Family

 This is the sermon I preached on 6/9/24 at St. Timothy Lutheran Church. The gospel text was Mark 3:20-35.

Have you ever felt like an outsider? You are with a group of people who may be friends, classmates or co-workers, or even family. You just don’t feel like you fit in. Furthermore, you’re different; on the outside.

I have often felt like that. My nuclear family was more dysfunctional than my friends’. Both my parents were alcoholics. My home life was different from that of my peers. There were only a couple of close friendships that developed during my early years. I was longing for a family.

I found family in Jesus and his church. Over the years, it is those relationships that supported me through the ups and downs of life. In Christ, I had found a family that loved and accepted me just as I am. 

Jesus struggled as well with being an outsider. In today’s gospel, he experienced family opposition as well as religious opposition from the scribes. Finally, Jesus explains who his real family is. 

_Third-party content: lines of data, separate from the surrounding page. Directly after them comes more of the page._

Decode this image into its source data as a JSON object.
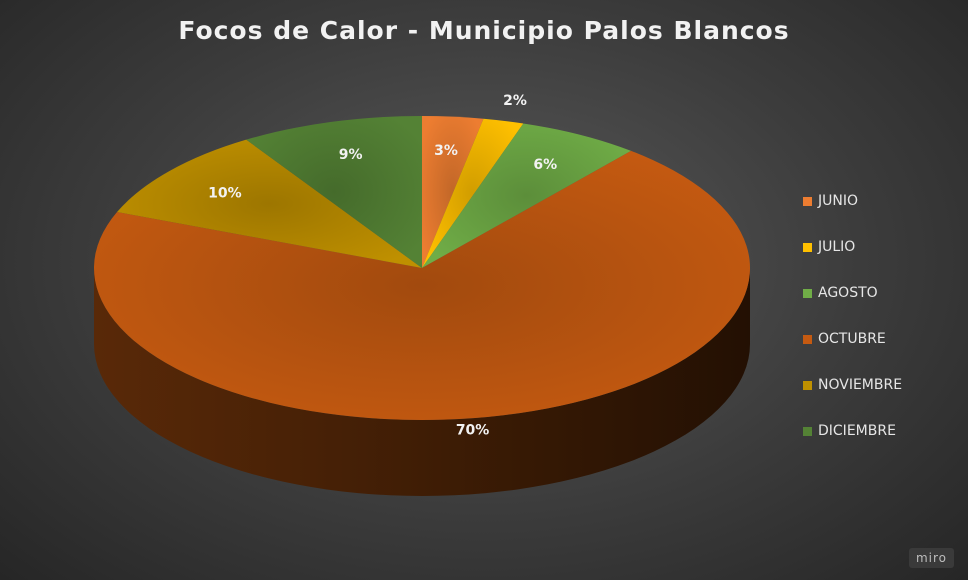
{
  "chart_data": {
    "type": "pie",
    "title": "Focos de Calor - Municipio Palos Blancos",
    "categories": [
      "JUNIO",
      "JULIO",
      "AGOSTO",
      "OCTUBRE",
      "NOVIEMBRE",
      "DICIEMBRE"
    ],
    "values": [
      3,
      2,
      6,
      70,
      10,
      9
    ],
    "labels": [
      "3%",
      "2%",
      "6%",
      "70%",
      "10%",
      "9%"
    ],
    "colors": [
      "#ed7d31",
      "#ffc000",
      "#70ad47",
      "#c55a11",
      "#bf9000",
      "#548235"
    ],
    "legend": "right",
    "style": "3d"
  },
  "watermark": "miro"
}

We’re likely familiar with the phrase “sandwich generation,” referring to those who still have living parents to care for as well as children. That puts us right in the middle, which can be a precarious place, having pressure and responsibilities all around us. It reminds me of a song from the early '70s whose refrain is:

Clowns to the left of me,

   Jokers to the right, here I am,

   Stuck in the middle with you.

We can look at Mark's writing in a similar fashion. Instead of clowns and jokers being on the right and left, it's family and real family, with Jesus stuck in the middle with the scribes. This is typical of Mark's writing-it starts out with one story, which in this case is his family's concern about his actions and what that might mean regarding his mental health. Before the story is completed, something else is talked about. Here it is the scribes accusing Jesus of being in league with the devil. Then the other part of the sandwich is back to Jesus' nuclear family and what family looks like for followers of Jesus. The bread part of the sandwich goes together thematically, then the filling is seemingly unrelated--hence, the Markan Sandwich. 

Everyone seeks to have control of Jesus. His nuclear family wants him to leave the crowd and to regain his composure.

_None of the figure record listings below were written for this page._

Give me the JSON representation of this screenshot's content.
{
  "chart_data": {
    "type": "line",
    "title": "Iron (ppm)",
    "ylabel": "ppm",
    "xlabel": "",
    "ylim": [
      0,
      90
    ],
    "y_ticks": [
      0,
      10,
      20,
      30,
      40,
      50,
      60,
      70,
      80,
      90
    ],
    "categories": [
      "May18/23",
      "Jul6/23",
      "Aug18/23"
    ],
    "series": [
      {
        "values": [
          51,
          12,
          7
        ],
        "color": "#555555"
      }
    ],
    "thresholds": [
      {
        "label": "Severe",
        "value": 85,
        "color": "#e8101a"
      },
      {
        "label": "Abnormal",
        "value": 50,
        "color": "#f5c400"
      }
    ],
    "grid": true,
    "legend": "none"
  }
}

The scribes from Jerusalem declare that He has a demon and casts out demons by the prince of demons. They want him to be their preconceived idea of the Messiah. 

The problem is, you cannot put Jesus in a box (or in the middle of a sandwich) because he will break out of the box of our preconceived ideas about what the Son of God should be and do.

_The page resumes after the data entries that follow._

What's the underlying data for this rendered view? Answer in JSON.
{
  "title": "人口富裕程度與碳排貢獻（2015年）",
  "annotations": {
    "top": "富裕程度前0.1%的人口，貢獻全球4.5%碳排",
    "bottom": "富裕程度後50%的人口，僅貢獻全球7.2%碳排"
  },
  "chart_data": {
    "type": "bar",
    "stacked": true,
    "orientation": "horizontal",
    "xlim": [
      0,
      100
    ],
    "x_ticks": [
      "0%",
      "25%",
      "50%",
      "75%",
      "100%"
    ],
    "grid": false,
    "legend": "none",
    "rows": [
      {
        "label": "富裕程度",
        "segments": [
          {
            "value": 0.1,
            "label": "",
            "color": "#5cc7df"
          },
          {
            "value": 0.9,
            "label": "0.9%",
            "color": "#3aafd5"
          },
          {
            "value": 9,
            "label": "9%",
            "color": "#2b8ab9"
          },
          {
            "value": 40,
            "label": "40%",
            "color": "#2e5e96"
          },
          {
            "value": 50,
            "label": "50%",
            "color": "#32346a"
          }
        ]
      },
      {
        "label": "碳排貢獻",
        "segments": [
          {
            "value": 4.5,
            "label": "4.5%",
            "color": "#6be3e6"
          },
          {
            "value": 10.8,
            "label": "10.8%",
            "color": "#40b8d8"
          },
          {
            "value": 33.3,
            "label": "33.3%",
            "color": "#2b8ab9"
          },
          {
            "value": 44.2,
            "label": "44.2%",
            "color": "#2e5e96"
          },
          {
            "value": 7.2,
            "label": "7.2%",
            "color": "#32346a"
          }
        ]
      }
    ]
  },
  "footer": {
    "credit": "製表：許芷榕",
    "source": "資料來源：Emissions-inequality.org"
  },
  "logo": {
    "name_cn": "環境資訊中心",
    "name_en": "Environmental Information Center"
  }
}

Then we go back to family pressure and Jesus' declaration about who really is Jesus' family. 

Another way to look at these groups of people are as insiders and outsiders. Those you would expect to be insiders; Jesus’ family and the scribes, are the outsiders, literally. While those dining inside with Jesus are the true insiders: the disciples and the riffraff. Jesus turns the paradigm of his time on its head, declaring these to be his family. He is so good at turning everything upside down!

Where are we in all of this? It depends. Are we going to force our ideas on God concerning the way God should act and interact with people? Are we going to accuse anyone and anything that doesn't fit our paradigm of God, to be from the devil? Or are we going to be among those in the family of God with Jesus as our brother? Jesus said, “Whoever does the will of God is my brother and sister and mother” (v. 35). 

Don’t we want others to experience this family as well? Spend time with friends and neighbors. Welcome those who are different, who would not normally be invited into the life of a family—those who struggle with mental illness and addictions. I’m not saying they have to live with us, but we can still welcome them as Jesus did. Why not invite people to our first movie night this Friday? Thank God for the inclusiveness of Jesus then and now, for this spiritual family that is ours forever.